We are back to square one. We have taken a break, but now we are back to reality. It is up to us to deal with the real problems. At best the world cup could have inspired us to work more closely together with whatever must be done. I hope this could be the case.
Finally, a slightly disturbing element in the whole thing has been the vuvuzelas, frequently used all over the place by all kinds, young and old, male and female. It is a smart thing that empowers people to make them heard. But the sound, and let’s be honest, is terrible, and if you are too close, could be detrimental to your hearing. This is not a joke, and some disc jockeys could testify to that, as could also some unwise people who spent too much time at a shooting range without ear plugs. It is not a pleasant thing to have your hearing impaired for the rest of your life.
In a way the vuvzelas are symptomatic of a history where people were made to use only the second best, or even with an anomaly; another such example is the tonic sol-fa note system. You get hold of a plastic trumpet that is not a trumpet but a toy that can make you blare, but somehow you are heard.
If it is a threat to people’s hearing it should be banned from public places. Vuvuzelas could also point in the direction of saying that football is anti-culture, playing on the most primitive emotions. To be honest there is a level of embarrassment about these vuvuzelas and my conviction is that there must be something beyond them. Last night, finally, it appeared that the singing overpowered the vuvuzelas for a while. The Spanish victory made an impact. Beyond this blaring sound must be mere singing and proper musical instruments. These cultural expressions will one day find their way into soccer matches. The potential for such expressions is great in this country and one would have wished that a few of the great choirs in Soweto could have played a more significant role in a few of the matches rather than the almighty vuvuzelas.

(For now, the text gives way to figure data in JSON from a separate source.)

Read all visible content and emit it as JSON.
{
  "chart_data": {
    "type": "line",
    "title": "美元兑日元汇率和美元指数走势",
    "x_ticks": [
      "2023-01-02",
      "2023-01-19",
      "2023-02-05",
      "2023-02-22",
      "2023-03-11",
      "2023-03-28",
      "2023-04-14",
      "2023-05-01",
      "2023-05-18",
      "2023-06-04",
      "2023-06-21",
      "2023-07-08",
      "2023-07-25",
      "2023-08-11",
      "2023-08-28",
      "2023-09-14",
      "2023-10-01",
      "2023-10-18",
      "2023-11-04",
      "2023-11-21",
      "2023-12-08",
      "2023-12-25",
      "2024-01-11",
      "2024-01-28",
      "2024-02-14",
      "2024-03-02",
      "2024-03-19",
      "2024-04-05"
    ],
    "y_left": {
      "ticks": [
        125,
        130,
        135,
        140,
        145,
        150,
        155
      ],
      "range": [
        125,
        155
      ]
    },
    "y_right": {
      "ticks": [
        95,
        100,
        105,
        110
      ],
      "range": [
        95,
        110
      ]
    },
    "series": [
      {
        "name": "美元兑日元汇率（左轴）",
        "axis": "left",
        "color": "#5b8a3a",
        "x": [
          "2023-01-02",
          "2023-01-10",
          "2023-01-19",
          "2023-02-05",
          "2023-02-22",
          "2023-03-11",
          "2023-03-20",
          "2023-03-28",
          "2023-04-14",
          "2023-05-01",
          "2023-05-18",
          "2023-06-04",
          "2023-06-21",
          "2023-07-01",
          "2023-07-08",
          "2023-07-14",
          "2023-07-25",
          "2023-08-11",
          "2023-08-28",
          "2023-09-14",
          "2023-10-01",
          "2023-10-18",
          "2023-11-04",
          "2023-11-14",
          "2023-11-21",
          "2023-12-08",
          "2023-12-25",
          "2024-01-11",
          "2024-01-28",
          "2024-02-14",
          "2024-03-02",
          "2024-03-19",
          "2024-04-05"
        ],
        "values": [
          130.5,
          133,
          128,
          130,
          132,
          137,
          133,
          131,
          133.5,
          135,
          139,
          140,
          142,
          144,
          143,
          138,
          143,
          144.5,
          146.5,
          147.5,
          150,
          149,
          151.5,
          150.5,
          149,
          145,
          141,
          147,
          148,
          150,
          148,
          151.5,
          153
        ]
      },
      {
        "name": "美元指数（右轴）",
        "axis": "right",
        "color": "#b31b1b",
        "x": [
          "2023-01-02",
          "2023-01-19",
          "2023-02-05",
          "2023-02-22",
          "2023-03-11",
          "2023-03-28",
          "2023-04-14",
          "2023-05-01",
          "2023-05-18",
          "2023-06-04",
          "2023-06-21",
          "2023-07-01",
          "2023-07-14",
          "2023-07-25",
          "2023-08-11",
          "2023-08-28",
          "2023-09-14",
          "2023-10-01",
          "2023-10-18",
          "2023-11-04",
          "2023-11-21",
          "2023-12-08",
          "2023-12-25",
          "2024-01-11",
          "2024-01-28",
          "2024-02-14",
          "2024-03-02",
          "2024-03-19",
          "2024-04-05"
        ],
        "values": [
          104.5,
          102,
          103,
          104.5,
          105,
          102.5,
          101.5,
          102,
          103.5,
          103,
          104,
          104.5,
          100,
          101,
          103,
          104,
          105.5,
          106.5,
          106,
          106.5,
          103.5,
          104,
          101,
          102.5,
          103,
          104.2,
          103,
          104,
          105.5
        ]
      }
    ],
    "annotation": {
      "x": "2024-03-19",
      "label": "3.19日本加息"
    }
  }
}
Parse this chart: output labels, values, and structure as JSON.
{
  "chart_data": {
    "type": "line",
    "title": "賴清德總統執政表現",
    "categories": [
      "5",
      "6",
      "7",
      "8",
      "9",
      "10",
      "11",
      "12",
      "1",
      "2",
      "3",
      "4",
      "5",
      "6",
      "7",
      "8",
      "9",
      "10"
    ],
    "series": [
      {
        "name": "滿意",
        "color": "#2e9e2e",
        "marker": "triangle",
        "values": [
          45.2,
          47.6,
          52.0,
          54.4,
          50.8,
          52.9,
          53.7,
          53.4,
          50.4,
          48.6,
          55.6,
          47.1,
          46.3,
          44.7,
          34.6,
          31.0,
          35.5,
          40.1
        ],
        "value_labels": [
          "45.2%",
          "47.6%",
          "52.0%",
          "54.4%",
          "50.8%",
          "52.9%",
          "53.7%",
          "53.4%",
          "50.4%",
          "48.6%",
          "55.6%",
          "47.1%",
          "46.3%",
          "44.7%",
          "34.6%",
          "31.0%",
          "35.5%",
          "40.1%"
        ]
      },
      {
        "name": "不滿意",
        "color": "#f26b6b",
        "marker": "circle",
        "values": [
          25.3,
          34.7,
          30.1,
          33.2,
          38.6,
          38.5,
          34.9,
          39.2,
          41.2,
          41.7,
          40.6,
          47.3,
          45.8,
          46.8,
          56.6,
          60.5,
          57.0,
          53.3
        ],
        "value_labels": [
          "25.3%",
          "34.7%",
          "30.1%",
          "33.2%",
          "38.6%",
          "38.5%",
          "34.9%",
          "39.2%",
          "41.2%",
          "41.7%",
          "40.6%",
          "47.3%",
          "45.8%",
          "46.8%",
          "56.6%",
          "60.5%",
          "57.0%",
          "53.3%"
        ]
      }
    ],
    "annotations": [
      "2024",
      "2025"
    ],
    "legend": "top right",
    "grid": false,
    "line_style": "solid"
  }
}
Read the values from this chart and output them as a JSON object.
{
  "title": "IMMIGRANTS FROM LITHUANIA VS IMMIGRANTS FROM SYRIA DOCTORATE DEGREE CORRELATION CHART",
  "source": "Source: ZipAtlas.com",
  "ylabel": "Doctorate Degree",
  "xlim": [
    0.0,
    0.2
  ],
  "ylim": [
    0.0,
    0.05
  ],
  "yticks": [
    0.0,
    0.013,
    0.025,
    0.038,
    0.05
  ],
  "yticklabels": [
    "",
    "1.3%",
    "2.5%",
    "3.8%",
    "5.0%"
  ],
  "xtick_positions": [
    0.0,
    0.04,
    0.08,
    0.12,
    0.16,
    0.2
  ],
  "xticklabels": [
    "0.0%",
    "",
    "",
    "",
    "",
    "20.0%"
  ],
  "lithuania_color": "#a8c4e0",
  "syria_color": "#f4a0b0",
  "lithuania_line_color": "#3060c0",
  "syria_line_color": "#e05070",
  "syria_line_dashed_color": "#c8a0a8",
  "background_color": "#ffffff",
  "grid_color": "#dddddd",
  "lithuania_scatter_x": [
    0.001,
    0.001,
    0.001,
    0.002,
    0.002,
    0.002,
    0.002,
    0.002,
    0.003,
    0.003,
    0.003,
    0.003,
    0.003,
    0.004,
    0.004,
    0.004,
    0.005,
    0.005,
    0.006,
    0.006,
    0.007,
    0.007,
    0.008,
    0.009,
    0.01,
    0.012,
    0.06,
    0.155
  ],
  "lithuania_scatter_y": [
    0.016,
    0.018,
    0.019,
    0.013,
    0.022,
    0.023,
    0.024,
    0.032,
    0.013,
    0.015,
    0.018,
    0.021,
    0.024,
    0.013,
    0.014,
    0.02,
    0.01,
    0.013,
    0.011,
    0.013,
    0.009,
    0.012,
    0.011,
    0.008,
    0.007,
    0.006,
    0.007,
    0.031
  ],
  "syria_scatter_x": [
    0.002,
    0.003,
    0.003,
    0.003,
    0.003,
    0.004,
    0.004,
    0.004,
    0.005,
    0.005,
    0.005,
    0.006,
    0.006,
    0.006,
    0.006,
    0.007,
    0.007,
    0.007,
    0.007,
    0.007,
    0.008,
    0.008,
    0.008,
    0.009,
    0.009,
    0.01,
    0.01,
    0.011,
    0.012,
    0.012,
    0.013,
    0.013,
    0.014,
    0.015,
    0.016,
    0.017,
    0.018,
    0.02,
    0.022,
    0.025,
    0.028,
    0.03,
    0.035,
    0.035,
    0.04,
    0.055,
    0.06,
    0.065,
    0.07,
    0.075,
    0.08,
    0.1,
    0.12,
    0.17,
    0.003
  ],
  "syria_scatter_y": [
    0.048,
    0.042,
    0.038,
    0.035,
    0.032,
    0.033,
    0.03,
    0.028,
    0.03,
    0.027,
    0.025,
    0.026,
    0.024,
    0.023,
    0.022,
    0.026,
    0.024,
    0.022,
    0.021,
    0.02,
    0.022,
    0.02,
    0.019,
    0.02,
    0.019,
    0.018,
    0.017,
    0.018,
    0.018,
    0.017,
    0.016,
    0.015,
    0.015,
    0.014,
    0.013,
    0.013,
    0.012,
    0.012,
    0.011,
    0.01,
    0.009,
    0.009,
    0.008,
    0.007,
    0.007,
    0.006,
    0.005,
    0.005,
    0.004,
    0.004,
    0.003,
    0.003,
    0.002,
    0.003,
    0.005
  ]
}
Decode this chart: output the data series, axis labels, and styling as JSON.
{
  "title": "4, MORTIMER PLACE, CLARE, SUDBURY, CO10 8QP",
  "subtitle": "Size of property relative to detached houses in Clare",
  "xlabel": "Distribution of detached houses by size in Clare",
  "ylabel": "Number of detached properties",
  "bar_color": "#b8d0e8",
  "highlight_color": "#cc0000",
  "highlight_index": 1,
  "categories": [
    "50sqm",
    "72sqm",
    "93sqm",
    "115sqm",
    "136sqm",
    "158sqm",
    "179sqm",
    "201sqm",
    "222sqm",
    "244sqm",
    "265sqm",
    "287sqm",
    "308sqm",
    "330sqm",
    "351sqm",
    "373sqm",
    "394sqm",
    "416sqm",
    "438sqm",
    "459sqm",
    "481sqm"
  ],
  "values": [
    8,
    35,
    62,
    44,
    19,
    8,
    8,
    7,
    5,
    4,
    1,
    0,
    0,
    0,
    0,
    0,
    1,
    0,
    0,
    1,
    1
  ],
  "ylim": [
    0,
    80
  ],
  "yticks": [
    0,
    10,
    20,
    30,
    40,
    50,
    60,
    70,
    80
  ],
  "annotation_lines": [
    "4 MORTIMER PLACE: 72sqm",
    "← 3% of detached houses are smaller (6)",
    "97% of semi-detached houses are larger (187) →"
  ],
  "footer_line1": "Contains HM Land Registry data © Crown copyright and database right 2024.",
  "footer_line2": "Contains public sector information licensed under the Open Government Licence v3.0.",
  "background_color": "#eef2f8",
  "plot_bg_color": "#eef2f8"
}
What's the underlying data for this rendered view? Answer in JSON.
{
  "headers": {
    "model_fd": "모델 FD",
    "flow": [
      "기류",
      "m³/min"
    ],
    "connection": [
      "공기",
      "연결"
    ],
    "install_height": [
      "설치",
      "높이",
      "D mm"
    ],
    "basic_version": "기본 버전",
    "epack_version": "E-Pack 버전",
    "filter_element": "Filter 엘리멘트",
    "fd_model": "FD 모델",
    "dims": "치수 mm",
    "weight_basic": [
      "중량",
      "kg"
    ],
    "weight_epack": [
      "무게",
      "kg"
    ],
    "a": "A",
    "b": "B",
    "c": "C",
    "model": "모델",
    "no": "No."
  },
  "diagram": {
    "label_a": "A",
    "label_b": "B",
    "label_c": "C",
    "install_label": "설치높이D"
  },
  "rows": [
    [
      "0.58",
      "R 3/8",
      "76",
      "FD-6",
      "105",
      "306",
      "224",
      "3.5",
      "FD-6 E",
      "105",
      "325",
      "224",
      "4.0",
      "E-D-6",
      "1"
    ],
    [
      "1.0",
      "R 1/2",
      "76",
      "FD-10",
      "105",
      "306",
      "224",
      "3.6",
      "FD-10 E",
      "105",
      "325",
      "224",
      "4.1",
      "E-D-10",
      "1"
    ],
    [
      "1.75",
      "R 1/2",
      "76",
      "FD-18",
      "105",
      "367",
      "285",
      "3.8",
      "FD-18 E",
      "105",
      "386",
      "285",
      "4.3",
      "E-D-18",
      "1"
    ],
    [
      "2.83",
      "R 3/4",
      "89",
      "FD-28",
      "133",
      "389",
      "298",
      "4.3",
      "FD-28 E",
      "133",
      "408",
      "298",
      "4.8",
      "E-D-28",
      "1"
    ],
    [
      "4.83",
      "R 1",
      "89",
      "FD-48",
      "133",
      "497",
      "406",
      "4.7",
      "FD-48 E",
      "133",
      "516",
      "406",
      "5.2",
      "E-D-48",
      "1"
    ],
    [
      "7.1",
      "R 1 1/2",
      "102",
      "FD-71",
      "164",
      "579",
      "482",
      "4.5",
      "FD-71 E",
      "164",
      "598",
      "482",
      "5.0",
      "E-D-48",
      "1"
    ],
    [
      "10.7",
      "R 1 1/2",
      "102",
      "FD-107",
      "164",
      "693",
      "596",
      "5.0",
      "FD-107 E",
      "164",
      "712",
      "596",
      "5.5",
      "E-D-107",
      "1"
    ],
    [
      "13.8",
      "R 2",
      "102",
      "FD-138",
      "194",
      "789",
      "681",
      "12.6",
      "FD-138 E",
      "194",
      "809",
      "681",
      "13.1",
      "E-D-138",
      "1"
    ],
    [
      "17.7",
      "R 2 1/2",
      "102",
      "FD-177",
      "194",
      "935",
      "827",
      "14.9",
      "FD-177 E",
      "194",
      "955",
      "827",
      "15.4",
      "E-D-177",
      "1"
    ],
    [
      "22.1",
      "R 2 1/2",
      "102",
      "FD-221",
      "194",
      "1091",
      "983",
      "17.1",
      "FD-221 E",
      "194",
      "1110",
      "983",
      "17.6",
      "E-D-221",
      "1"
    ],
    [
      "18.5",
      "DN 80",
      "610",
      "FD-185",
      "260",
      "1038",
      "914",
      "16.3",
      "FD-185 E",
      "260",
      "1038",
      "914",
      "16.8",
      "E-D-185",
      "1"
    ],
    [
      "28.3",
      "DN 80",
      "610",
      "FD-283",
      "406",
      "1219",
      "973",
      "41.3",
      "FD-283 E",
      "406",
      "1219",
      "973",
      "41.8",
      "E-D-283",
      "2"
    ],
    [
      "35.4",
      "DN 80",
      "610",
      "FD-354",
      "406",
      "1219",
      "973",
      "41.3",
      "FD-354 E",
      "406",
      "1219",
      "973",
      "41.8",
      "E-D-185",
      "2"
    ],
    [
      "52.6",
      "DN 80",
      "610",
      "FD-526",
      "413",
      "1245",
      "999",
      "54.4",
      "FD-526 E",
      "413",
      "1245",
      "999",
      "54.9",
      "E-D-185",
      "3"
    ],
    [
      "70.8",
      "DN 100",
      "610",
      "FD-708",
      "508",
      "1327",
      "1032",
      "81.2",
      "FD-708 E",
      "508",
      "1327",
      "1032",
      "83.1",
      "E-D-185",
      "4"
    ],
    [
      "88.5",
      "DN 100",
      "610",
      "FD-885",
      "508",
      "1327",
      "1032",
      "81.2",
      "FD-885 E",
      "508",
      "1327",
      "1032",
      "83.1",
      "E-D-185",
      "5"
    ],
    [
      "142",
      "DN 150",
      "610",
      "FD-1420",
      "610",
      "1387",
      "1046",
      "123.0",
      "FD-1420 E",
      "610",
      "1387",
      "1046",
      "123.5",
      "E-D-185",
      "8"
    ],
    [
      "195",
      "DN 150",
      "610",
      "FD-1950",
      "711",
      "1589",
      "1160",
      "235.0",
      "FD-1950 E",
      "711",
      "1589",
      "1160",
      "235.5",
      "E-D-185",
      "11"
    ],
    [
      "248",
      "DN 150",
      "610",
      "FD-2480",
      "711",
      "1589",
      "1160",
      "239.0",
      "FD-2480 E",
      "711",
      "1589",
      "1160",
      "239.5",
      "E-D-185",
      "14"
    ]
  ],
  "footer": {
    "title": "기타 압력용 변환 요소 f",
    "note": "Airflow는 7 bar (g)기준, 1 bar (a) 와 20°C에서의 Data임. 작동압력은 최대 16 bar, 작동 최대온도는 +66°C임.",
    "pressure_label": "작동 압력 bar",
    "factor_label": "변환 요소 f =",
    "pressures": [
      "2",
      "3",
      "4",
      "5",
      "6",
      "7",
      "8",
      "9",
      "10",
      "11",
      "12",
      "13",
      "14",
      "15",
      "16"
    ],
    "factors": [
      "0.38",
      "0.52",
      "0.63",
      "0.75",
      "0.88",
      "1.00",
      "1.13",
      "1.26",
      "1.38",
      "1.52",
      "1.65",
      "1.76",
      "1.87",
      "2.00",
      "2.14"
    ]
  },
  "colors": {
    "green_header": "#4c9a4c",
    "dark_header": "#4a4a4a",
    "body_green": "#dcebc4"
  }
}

An all-European final in the FIFA world cup of football is also a mirror of political and economic realities of the present. FIFA itself is essentially a European construct. The soccer leagues in Europe dominate in such a way that players, not least from Africa, and who greatly benefit from these leagues, also become strangers to their own national teams.
But for a few weeks South Africa has indeed been heard and seen on the world stage.